La biodiversité des sols joue un rôle direct et indirect dans la santé humaine en participant à la régulation des maladies et à la production de denrées alimentaires. Plusieurs bactéries et champignons présents dans les sols sont utilisés depuis longtemps pour produire de la sauce soja, du fromage, du vin ainsi que d’autres boissons et aliments fermentés. Les végétaux, unis par leurs racines à la diversité biologique qui se trouve dans le sol, produisent des substances chimiques telles que les antioxydants, qui les protègent contre les organismes nuisibles et d’autres facteurs de perturbation.

Lorsque nous les consommons, ces antioxydants stimulent notre système immunitaire et favorisent la régulation des hormones. Les microorganismes du sol peuvent également avoir une action préventive sur les maladies inflammatoires chroniques, notamment les allergies, l’asthme, les maladies auto-immunes, les maladies inflammatoires de l’intestin et la dépression.

Par ailleurs, depuis le début des années 1900, nombre de médicaments et de vaccins ont été fabriqués à partir d’organismes des sols, dont des antibiotiques bien connus, tels que la pénicilline, mais aussi la bléomycine, qui sert à traiter le cancer, et l’amphotéricine b, utilisée contre les infections fongiques. Face à la hausse des maladies causées par des microorganismes résistants, la diversité biologique des sols offre d’immenses possibilités pour ce qui est de la production de nouveaux médicaments efficaces.

Les étapes suivantes

D’une manière générale, nous manquons de données détaillées, de politiques et d’initiatives en rapport avec la biodiversité des sols aux niveaux local, national, régional et mondial. Le rapport fait ressortir la nécessité de promouvoir le changement qui s’impose en faveur de la prise en compte des indicateurs biologiques de la santé des sols, en plus des indicateurs physiques et chimiques.

Afin de mieux comprendre les menaces qui pèsent sur la diversité biologique des sols et d’adopter des politiques et règlements adaptés, il faut absolument investir dans des évaluations harmonisées de la biodiversité des sols dans le monde entier, uniformiser les protocoles d’échantillonnage et d’analyse pour permettre la constitution de vastes ensembles de données comparables, et encourager le recours à des outils de suivi efficaces aux fins de l’enregistrement des changements qui s’opèrent dans la biodiversité des sols.

Le rapport révèle également que l’adoption par les agriculteurs de pratiques durables de gestion des sols, l’une des bases de la protection de la biodiversité des sols, reste rare en raison du manque d’appui technique, de mesures d’incitation et de conditions favorables, et qu’il faut généraliser ces pratiques.

La publication souligne aussi la nécessité de promouvoir des techniques novatrices de gestion des sols.

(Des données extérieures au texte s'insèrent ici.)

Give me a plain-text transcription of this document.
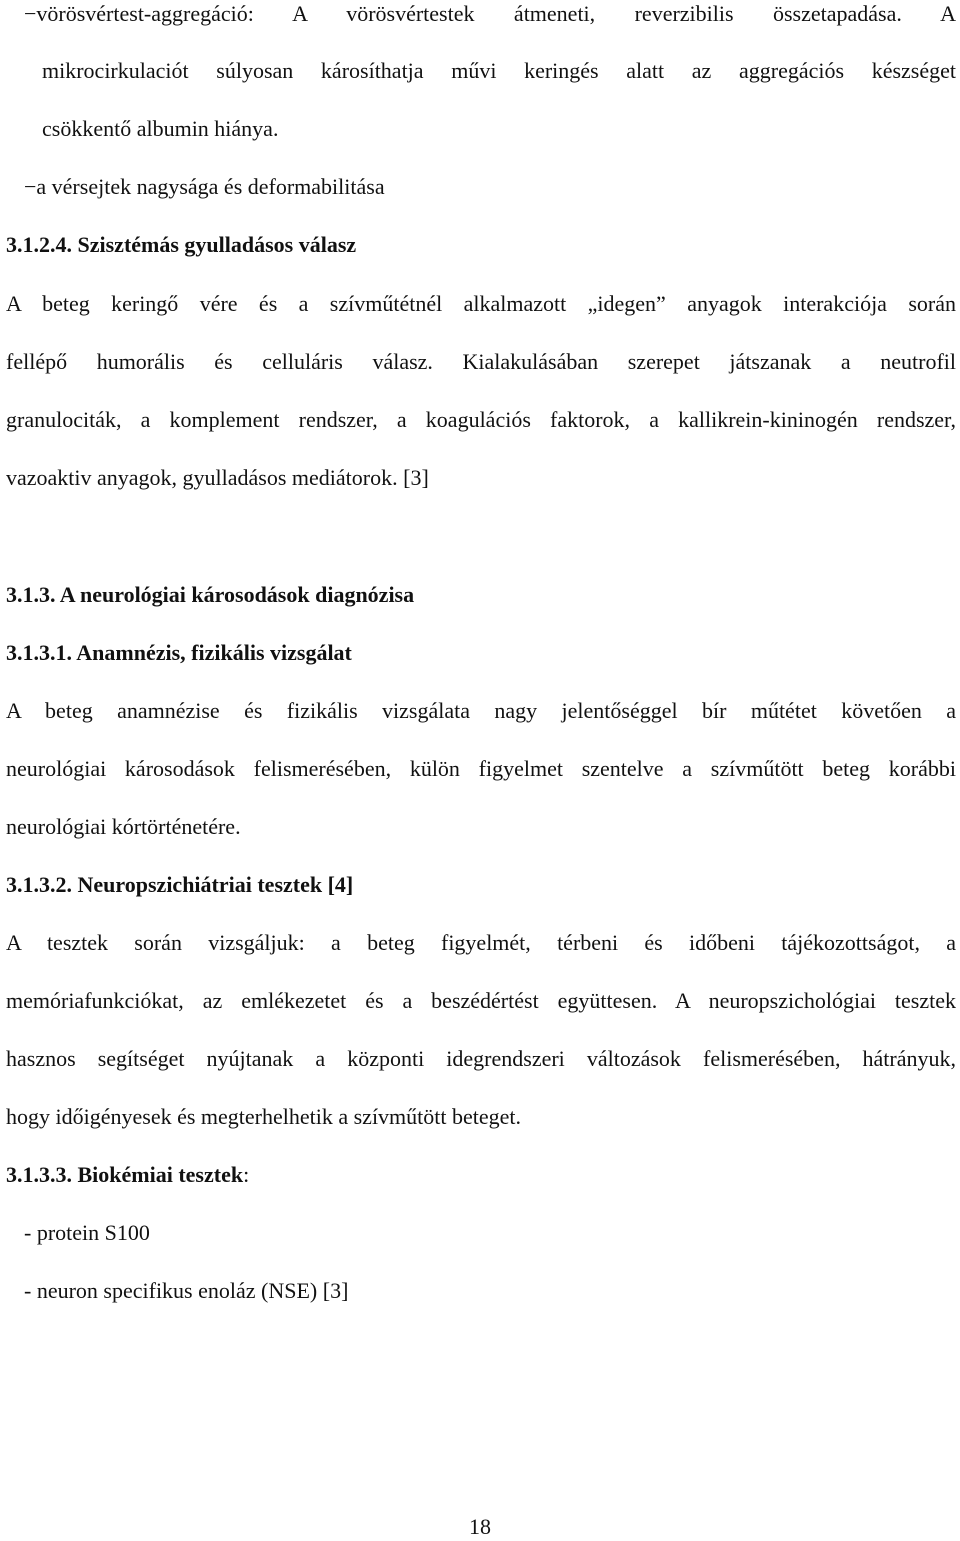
−vörösvértest-aggregáció: A vörösvértestek átmeneti, reverzibilis összetapadása. A
mikrocirkulaciót súlyosan károsíthatja művi keringés alatt az aggregációs készséget
csökkentő albumin hiánya.
−a vérsejtek nagysága és deformabilitása
3.1.2.4. Szisztémás gyulladásos válasz
A beteg keringő vére és a szívműtétnél alkalmazott „idegen” anyagok interakciója során
fellépő humorális és celluláris válasz. Kialakulásában szerepet játszanak a neutrofil
granulociták, a komplement rendszer, a koagulációs faktorok, a kallikrein-kininogén rendszer,
vazoaktiv anyagok, gyulladásos mediátorok. [3]
3.1.3. A neurológiai károsodások diagnózisa
3.1.3.1. Anamnézis, fizikális vizsgálat
A beteg anamnézise és fizikális vizsgálata nagy jelentőséggel bír műtétet követően a
neurológiai károsodások felismerésében, külön figyelmet szentelve a szívműtött beteg korábbi
neurológiai kórtörténetére.
3.1.3.2. Neuropszichiátriai tesztek [4]
A tesztek során vizsgáljuk: a beteg figyelmét, térbeni és időbeni tájékozottságot, a
memóriafunkciókat, az emlékezetet és a beszédértést együttesen. A neuropszichológiai tesztek
hasznos segítséget nyújtanak a központi idegrendszeri változások felismerésében, hátrányuk,
hogy időigényesek és megterhelhetik a szívműtött beteget.
3.1.3.3. Biokémiai tesztek:
- protein S100
- neuron specifikus enoláz (NSE) [3]
18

Par exemple, les nouvelles techniques moléculaires axées sur le séquençage moléculaire nouvelle génération permettent de mieux comprendre les organismes des sols et les effets qu’ils peuvent avoir sur les systèmes de culture auxquels ils sont liés.

Il reste donc primordial d’améliorer les connaissances et de renforcer les capacités en vue de l’adoption d’outils révolutionnaires qui contribuent à la santé des populations, des plantes et des sols.

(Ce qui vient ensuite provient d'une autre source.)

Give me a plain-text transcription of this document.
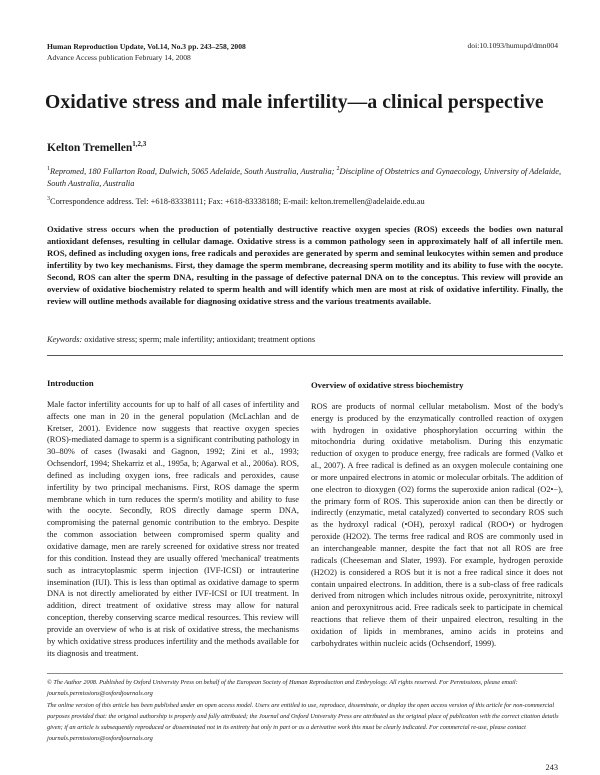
Human Reproduction Update, Vol.14, No.3 pp. 243–258, 2008
Advance Access publication February 14, 2008
doi:10.1093/humupd/dmn004
Oxidative stress and male infertility—a clinical perspective
Kelton Tremellen$^{1,2,3}$
$^1$Repromed, 180 Fullarton Road, Dulwich, 5065 Adelaide, South Australia, Australia; $^2$Discipline of Obstetrics and Gynaecology, University of Adelaide, South Australia, Australia
$^3$Correspondence address. Tel: +618-83338111; Fax: +618-83338188; E-mail: kelton.tremellen@adelaide.edu.au
Oxidative stress occurs when the production of potentially destructive reactive oxygen species (ROS) exceeds the bodies own natural antioxidant defenses, resulting in cellular damage. Oxidative stress is a common pathology seen in approximately half of all infertile men. ROS, defined as including oxygen ions, free radicals and peroxides are generated by sperm and seminal leukocytes within semen and produce infertility by two key mechanisms. First, they damage the sperm membrane, decreasing sperm motility and its ability to fuse with the oocyte. Second, ROS can alter the sperm DNA, resulting in the passage of defective paternal DNA on to the conceptus. This review will provide an overview of oxidative biochemistry related to sperm health and will identify which men are most at risk of oxidative infertility. Finally, the review will outline methods available for diagnosing oxidative stress and the various treatments available.
Keywords: oxidative stress; sperm; male infertility; antioxidant; treatment options
Introduction
Male factor infertility accounts for up to half of all cases of infertility and affects one man in 20 in the general population (McLachlan and de Kretser, 2001). Evidence now suggests that reactive oxygen species (ROS)-mediated damage to sperm is a significant contributing pathology in 30–80% of cases (Iwasaki and Gagnon, 1992; Zini et al., 1993; Ochsendorf, 1994; Shekarriz et al., 1995a, b; Agarwal et al., 2006a). ROS, defined as including oxygen ions, free radicals and peroxides, cause infertility by two principal mechanisms. First, ROS damage the sperm membrane which in turn reduces the sperm's motility and ability to fuse with the oocyte. Secondly, ROS directly damage sperm DNA, compromising the paternal genomic contribution to the embryo. Despite the common association between compromised sperm quality and oxidative damage, men are rarely screened for oxidative stress nor treated for this condition. Instead they are usually offered 'mechanical' treatments such as intracytoplasmic sperm injection (IVF-ICSI) or intrauterine insemination (IUI). This is less than optimal as oxidative damage to sperm DNA is not directly ameliorated by either IVF-ICSI or IUI treatment. In addition, direct treatment of oxidative stress may allow for natural conception, thereby conserving scarce medical resources. This review will provide an overview of who is at risk of oxidative stress, the mechanisms by which oxidative stress produces infertility and the methods available for its diagnosis and treatment.
Overview of oxidative stress biochemistry
ROS are products of normal cellular metabolism. Most of the body's energy is produced by the enzymatically controlled reaction of oxygen with hydrogen in oxidative phosphorylation occurring within the mitochondria during oxidative metabolism. During this enzymatic reduction of oxygen to produce energy, free radicals are formed (Valko et al., 2007). A free radical is defined as an oxygen molecule containing one or more unpaired electrons in atomic or molecular orbitals. The addition of one electron to dioxygen (O2) forms the superoxide anion radical (O2•−), the primary form of ROS. This superoxide anion can then be directly or indirectly (enzymatic, metal catalyzed) converted to secondary ROS such as the hydroxyl radical (•OH), peroxyl radical (ROO•) or hydrogen peroxide (H2O2). The terms free radical and ROS are commonly used in an interchangeable manner, despite the fact that not all ROS are free radicals (Cheeseman and Slater, 1993). For example, hydrogen peroxide (H2O2) is considered a ROS but it is not a free radical since it does not contain unpaired electrons. In addition, there is a sub-class of free radicals derived from nitrogen which includes nitrous oxide, peroxynitrite, nitroxyl anion and peroxynitrous acid. Free radicals seek to participate in chemical reactions that relieve them of their unpaired electron, resulting in the oxidation of lipids in membranes, amino acids in proteins and carbohydrates within nucleic acids (Ochsendorf, 1999).
© The Author 2008. Published by Oxford University Press on behalf of the European Society of Human Reproduction and Embryology. All rights reserved. For Permissions, please email: journals.permissions@oxfordjournals.org
The online version of this article has been published under an open access model. Users are entitled to use, reproduce, disseminate, or display the open access version of this article for non-commercial purposes provided that: the original authorship is properly and fully attributed; the Journal and Oxford University Press are attributed as the original place of publication with the correct citation details given; if an article is subsequently reproduced or disseminated not in its entirety but only in part or as a derivative work this must be clearly indicated. For commercial re-use, please contact journals.permissions@oxfordjournals.org
243
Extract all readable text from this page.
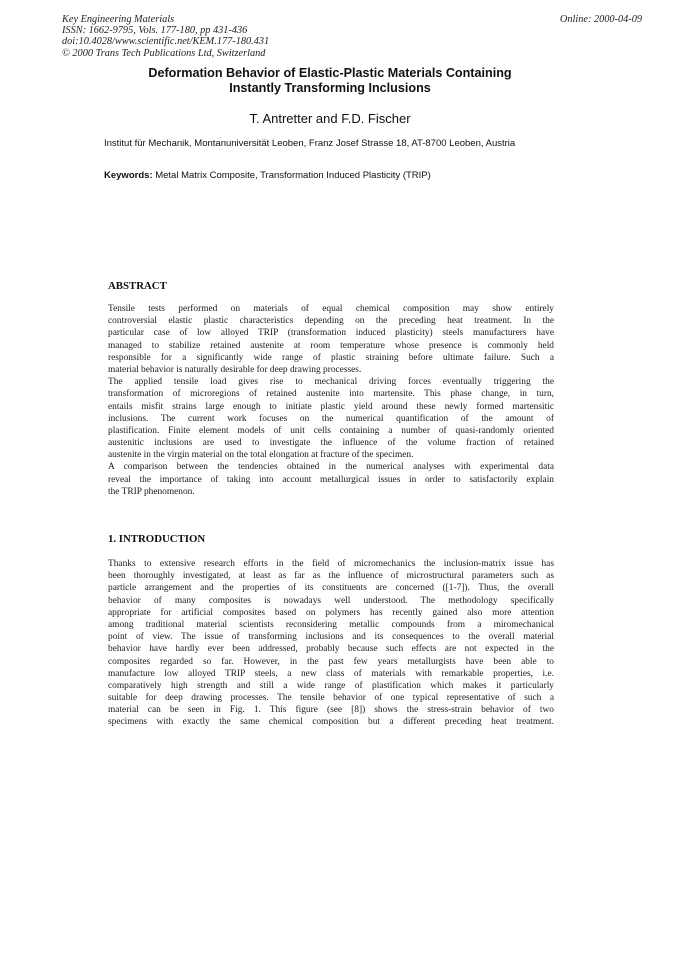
Key Engineering Materials
ISSN: 1662-9795, Vols. 177-180, pp 431-436
doi:10.4028/www.scientific.net/KEM.177-180.431
© 2000 Trans Tech Publications Ltd, Switzerland
Online: 2000-04-09
Deformation Behavior of Elastic-Plastic Materials Containing
Instantly Transforming Inclusions
T. Antretter and F.D. Fischer
Institut für Mechanik, Montanuniversität Leoben, Franz Josef Strasse 18, AT-8700 Leoben, Austria
Keywords: Metal Matrix Composite, Transformation Induced Plasticity (TRIP)
ABSTRACT
Tensile tests performed on materials of equal chemical composition may show entirely
controversial elastic plastic characteristics depending on the preceding heat treatment. In the
particular case of low alloyed TRIP (transformation induced plasticity) steels manufacturers have
managed to stabilize retained austenite at room temperature whose presence is commonly held
responsible for a significantly wide range of plastic straining before ultimate failure. Such a
material behavior is naturally desirable for deep drawing processes.
The applied tensile load gives rise to mechanical driving forces eventually triggering the
transformation of microregions of retained austenite into martensite. This phase change, in turn,
entails misfit strains large enough to initiate plastic yield around these newly formed martensitic
inclusions. The current work focuses on the numerical quantification of the amount of
plastification. Finite element models of unit cells containing a number of quasi-randomly oriented
austenitic inclusions are used to investigate the influence of the volume fraction of retained
austenite in the virgin material on the total elongation at fracture of the specimen.
A comparison between the tendencies obtained in the numerical analyses with experimental data
reveal the importance of taking into account metallurgical issues in order to satisfactorily explain
the TRIP phenomenon.
1. INTRODUCTION
Thanks to extensive research efforts in the field of micromechanics the inclusion-matrix issue has
been thoroughly investigated, at least as far as the influence of microstructural parameters such as
particle arrangement and the properties of its constituents are concerned ([1-7]). Thus, the overall
behavior of many composites is nowadays well understood. The methodology specifically
appropriate for artificial composites based on polymers has recently gained also more attention
among traditional material scientists reconsidering metallic compounds from a miromechanical
point of view. The issue of transforming inclusions and its consequences to the overall material
behavior have hardly ever been addressed, probably because such effects are not expected in the
composites regarded so far. However, in the past few years metallurgists have been able to
manufacture low alloyed TRIP steels, a new class of materials with remarkable properties, i.e.
comparatively high strength and still a wide range of plastification which makes it particularly
suitable for deep drawing processes. The tensile behavior of one typical representative of such a
material can be seen in Fig. 1. This figure (see [8]) shows the stress-strain behavior of two
specimens with exactly the same chemical composition but a different preceding heat treatment.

Les principales constatations du rapport ont été présentées, lors de la cérémonie organisée en ligne pour célébrer la Journée mondiale des sols. Cette cérémonie a également été l’occasion de décerner le Prix mondial des sols Glinka 2020 à l’Italien Luca Montanarella, agronome et acteur de premier plan dans le domaine des sols, et d’attribuer le Prix Roi Bhumibol de la Journée mondiale des sols au Conseil indien de la recherche agricole.

Enfin, étant donné que l’on ne peut pas gérer correctement quelque chose que l’on ne connaît pas, le système arménien d’information sur les sols a également été présenté au cours de la cérémonie.